К полудню у меня под ногами уже были одни камни, и дорога стала такой неровной, что я не столько шел, сколько карабкался вверх. Дважды я замечал далеко внизу блеск доспехов и, присмотревшись, видел небольшие отряды димархиев, галопом скачущих по горным тропинкам, по которым большинство людей предпочли бы идти пешком; их алые форменные плащи пышно развевались у них за спинами. Съедобных растений я не находил, дичь мне тоже не попадалась, кроме парящих высоко в небе хищных птиц. Но даже если бы я и обнаружил дичь, мне все равно не удалось бы добыть ее, ведь, кроме меча, никакого оружия у меня не было.
Все это звучит довольно плачевно, однако, по правде говоря, я был сражен великолепием горных пейзажей, безбрежным царством воздушной стихии. Мы, как дети, не способны оценить природу, ибо, не имея в воображении соответствующих картинок с сопутствующими им переживаниями и ситуациями, мы не находим в душе подобающего ей глубокого отклика. Я смотрел на увенчанные облаками вершины, а перед моим взором возникал Нессус, каким я видел его с выступа Башни Сообразности, и Тракс, каким он предстал передо мной с зубчатой стены Замка Копья, и в ничтожестве своем я был бы рад от счастья лишиться сознания.
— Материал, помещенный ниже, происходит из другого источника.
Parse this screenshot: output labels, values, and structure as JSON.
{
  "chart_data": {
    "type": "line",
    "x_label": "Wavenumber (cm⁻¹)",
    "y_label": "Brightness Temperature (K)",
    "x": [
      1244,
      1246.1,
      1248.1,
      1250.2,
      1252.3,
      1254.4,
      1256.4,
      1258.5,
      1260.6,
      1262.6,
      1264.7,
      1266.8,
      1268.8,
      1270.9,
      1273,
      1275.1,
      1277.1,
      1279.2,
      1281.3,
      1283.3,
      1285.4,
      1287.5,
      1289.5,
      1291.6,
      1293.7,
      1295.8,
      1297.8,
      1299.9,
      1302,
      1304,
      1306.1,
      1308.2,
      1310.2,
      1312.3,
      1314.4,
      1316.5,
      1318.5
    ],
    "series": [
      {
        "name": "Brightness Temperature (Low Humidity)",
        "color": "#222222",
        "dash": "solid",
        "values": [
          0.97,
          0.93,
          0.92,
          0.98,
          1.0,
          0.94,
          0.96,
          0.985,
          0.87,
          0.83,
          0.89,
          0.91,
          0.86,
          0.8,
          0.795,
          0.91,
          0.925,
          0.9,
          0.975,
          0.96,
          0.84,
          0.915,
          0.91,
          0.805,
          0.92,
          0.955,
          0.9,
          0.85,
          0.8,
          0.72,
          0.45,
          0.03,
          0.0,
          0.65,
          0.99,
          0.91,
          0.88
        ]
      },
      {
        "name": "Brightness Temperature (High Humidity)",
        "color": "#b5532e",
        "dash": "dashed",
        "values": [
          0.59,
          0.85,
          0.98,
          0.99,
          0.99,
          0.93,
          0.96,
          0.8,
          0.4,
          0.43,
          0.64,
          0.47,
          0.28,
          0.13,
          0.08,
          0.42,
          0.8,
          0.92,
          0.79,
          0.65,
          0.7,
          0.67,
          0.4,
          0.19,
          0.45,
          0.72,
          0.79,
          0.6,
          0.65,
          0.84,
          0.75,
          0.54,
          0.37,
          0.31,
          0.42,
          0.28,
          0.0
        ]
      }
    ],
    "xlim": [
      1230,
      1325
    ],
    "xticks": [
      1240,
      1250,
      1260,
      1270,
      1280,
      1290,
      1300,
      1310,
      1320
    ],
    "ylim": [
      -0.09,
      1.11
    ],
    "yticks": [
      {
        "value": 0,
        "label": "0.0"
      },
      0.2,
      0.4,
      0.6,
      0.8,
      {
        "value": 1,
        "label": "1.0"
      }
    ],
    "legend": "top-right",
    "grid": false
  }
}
Ночь я провел, прижавшись головой к скале с подветренной стороны. Я ничего не ел с тех пор, как в последний раз побывал в Винкуле, чтобы переодеться, и мне казалось, что с тех пор прошло много недель, даже лет. В действительности всего несколько месяцев назад я тайком принес несчастной Текле ржавый кухонный нож и видел, как из-под двери ее камеры робко вилась багровая змейка – тонкая струйка ее крови.
Камень, по крайней мере, я выбрал правильно. Он служил хорошей преградой ветру, и я чувствовал себя так, словно прилег отдохнуть в ледяной пещере с ее неподвижным холодным воздухом. Шаг или два в сторону – и я оказался бы на пронизывающем ветру, и одного мига на морозе хватило бы, чтобы я продрогло костей.
Я проспал около стражи без всяких сновидений, давно оставивших меня, потом проснулся с ощущением – которое само по себе не сон, а некое ни на чем не основанное знание или псевдознание, посещающее нас в минуты усталости и смятения, – что надо мной склонился Гефор. Я чувствовал на лице его дыхание – ледяное и зловонное; его глаза, отнюдь не безжизненные, пронзали мои, словно два кинжала. Сбросив остатки сна, я увидел, что светящиеся точки, которые я принял за его зрачки, на самом деле были двумя звездами, и чистый разреженный воздух не скрадывал ни их величины, ни яркости.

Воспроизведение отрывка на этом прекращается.